Per l’ipotesi in cui la nota presenti mere irregolarità, la Corte ha ricordato che vigono i seguenti principi a cui ha inteso dare continuità:

– “in tema di trascrizione, ai sensi dell’art. 2665 c.c. l’omessa indicazione dei dati catastali degli immobili – e a fortiori l’indicazione di dati catastali non corretti– determina l’invalidità della relativa nota di trascrizione solo se induca incertezza sui soggetti, sui beni o sul rapporto cui essa inerisce e sempre che non sia consentito individuare, senza possibilità di equivoci, gli elementi essenziali del contratto” (cfr Cassazione pronunce nn. 20543/2019 e 21758/2012)

– “in forza dell’art. 2665 c.c. non ogni omissione od inesattezza nella nota di trascrizione determina l’invalidità della trascrizione stessa, ma solo quelle che ingenerano incertezze sulle persone, sul bene e sulla natura giuridica dell’atto; e l’accertamento dell’esistenza dello stato di incertezza, soprattutto ove incentrato sulla ritenuta idoneità dell’univocità del riferimento ritraibile dal codice fiscale, costituisce giudizio di fatto insindacabile in Cassazione se immune da vizi logici e giuridici e sorretto da congrua motivazione” (cfr Cassazione, ordinanza n. 13543/2018).

Tali ultimi principi, che disciplinano un’ipotesi eccezionale, rappresentata dalla presenza di mere irregolarità nella nota di trascrizione, confermano il criterio generale, secondo cui la nota deve comunque essere autosufficiente e contenere tutti gli elementi atti a consentire l’esatta e non equivoca individuazione dei beni sui quali essa incide.

La richiamata giurisprudenza di legittimità ha portato inevitabilmente la Corte a ritenere che l’affermazione – in sé corretta sul piano civilistico – secondo la quale oggetto della domanda giudiziale trascritta erano tutti gli immobili facenti parte dell’asse ereditario non vale a superare il criterio della necessaria specificità e autosufficienza della nota di trascrizione.

Nel caso oggetto di decisone, la nota non conteneva alcun elemento idoneo a individuare con certezza i cespiti inclusi nell’asse ereditario, indicando solo gli estremi del testamento impugnato, atto che peraltro non deve necessariamente contenere i riferimenti catastali dei singoli cespiti che formano l’asse ereditario (cfr Cassazione pronunce nn. 1649/2017 e 1112/1980) e che comunque i terzi non hanno l’obbligo di consultare.

La decisione della Corte d’appello è stata, quindi, cassata non potendosi ritenere che nel caso di domande giudiziali, con le quali si impugna un testamento, l’omessa indicazione degli immobili non renda invalida la trascrizione, in quanto la domanda si riferisce a tutti gli immobili facenti parte dell’asse ereditario.
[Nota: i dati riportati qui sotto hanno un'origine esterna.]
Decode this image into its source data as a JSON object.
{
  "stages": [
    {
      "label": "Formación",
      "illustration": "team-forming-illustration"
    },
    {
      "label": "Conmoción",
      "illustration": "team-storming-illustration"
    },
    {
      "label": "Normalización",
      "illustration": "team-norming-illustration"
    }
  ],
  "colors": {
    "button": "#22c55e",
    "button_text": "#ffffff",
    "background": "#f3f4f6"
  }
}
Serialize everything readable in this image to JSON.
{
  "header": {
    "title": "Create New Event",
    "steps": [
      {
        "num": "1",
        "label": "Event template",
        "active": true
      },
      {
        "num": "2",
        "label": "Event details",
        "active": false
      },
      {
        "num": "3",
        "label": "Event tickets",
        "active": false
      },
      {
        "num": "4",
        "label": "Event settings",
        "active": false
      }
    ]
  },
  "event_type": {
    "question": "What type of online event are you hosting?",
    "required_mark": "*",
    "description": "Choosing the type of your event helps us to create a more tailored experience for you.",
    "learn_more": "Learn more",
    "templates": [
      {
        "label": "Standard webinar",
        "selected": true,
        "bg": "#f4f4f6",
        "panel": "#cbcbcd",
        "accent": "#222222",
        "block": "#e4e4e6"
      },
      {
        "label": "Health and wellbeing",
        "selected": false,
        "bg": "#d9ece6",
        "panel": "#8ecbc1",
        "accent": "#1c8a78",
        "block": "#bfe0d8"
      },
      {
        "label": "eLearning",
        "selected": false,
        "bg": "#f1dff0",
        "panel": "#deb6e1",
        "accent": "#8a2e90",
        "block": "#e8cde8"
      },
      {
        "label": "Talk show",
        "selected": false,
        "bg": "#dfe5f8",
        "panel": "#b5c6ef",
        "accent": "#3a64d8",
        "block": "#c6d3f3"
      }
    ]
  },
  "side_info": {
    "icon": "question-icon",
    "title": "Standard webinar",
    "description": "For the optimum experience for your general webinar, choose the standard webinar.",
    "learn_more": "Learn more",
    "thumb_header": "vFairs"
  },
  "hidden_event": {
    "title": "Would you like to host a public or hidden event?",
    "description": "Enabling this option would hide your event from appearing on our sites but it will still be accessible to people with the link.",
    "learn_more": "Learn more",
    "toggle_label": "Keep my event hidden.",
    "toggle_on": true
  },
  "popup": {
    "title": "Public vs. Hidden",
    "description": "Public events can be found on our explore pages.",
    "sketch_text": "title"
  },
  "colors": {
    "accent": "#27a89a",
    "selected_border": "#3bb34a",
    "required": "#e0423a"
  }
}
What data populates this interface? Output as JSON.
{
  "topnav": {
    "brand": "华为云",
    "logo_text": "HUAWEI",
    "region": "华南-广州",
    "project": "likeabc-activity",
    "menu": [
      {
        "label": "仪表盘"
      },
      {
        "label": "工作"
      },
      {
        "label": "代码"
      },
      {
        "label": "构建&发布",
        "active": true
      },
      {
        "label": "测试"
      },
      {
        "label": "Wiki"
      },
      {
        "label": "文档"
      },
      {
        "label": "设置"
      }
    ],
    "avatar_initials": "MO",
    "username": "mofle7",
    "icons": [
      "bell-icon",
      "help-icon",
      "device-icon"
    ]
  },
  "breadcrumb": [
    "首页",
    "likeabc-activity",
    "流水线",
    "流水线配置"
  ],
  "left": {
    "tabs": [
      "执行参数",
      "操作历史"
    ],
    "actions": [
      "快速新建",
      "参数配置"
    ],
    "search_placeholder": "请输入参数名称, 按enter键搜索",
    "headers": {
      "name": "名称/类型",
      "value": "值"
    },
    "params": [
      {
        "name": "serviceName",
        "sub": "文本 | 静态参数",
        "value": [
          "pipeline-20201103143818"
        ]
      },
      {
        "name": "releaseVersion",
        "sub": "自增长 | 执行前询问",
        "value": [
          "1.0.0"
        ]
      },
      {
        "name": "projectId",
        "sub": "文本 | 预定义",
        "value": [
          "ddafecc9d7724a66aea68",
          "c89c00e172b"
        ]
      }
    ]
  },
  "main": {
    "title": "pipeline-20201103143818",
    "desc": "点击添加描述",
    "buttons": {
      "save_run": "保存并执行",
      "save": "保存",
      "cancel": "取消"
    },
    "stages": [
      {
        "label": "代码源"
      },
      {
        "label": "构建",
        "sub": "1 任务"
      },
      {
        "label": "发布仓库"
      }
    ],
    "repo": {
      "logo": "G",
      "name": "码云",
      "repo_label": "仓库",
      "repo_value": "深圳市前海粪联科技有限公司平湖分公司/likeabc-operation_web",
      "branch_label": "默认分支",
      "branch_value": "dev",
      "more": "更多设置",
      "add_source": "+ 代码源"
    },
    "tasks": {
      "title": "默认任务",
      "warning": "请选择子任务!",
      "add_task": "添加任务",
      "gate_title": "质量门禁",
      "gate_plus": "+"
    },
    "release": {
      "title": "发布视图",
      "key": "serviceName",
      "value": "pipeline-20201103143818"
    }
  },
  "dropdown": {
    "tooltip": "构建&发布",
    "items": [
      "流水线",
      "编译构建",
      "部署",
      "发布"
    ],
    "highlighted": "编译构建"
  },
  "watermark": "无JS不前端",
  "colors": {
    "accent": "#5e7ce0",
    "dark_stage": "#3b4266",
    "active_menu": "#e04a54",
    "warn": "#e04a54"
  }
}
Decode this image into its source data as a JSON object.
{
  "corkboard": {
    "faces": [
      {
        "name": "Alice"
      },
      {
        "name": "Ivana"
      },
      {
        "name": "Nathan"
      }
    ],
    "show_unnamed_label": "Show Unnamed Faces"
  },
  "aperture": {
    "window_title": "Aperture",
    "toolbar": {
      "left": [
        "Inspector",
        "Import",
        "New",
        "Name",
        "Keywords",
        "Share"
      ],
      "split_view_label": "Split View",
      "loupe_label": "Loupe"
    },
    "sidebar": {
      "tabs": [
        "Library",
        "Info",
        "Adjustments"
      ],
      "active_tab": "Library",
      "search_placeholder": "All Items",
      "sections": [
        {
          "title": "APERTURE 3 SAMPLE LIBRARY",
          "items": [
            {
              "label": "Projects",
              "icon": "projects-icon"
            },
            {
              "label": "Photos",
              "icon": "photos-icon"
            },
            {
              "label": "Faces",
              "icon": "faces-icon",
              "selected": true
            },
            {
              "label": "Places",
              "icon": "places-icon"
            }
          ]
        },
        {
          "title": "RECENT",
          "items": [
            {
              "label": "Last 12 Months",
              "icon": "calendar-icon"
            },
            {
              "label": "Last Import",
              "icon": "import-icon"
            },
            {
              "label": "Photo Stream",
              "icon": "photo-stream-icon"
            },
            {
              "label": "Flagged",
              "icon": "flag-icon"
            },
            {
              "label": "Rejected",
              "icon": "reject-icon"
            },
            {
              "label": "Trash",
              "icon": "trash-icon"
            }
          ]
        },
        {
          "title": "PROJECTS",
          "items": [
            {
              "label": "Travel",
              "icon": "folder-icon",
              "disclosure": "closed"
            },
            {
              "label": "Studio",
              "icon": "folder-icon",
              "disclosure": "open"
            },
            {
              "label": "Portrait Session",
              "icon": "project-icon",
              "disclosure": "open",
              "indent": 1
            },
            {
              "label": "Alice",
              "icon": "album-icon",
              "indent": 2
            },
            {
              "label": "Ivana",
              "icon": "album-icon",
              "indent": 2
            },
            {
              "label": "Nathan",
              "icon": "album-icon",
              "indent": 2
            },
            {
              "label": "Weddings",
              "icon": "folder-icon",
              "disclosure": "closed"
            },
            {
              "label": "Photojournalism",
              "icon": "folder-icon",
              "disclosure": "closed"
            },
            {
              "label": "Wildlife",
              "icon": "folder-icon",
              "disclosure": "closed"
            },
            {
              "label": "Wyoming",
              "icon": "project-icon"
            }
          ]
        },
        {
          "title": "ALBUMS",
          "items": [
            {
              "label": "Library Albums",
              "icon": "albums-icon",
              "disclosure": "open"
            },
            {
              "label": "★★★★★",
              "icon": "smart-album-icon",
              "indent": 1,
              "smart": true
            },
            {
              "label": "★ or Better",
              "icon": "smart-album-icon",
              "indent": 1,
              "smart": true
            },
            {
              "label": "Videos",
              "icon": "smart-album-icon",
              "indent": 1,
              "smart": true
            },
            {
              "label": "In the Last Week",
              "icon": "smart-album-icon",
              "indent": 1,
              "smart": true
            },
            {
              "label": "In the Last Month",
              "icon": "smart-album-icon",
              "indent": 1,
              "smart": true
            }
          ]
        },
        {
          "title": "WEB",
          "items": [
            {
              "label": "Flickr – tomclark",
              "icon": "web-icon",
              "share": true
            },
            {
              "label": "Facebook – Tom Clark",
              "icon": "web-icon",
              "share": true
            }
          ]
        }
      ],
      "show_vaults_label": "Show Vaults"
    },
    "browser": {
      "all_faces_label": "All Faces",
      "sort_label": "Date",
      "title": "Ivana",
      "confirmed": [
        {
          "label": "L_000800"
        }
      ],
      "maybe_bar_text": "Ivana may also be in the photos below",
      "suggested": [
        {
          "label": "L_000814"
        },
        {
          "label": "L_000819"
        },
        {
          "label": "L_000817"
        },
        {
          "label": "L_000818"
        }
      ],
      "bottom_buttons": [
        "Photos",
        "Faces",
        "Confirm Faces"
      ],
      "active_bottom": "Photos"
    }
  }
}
Ciò perché, secondo il pacifico orientamento giurisprudenziale, la trascrizione, per garantire la certezza della circolazione degli immobili deve necessariamente fornire informazioni precise e complete, immediatamente ricavabili dalle note, strumento attraverso il quale la pubblicità immobiliare trova concreta attuazione, senza che i terzi che consultano i registri immobiliari siano costretti a ricercare e consultare altri documenti.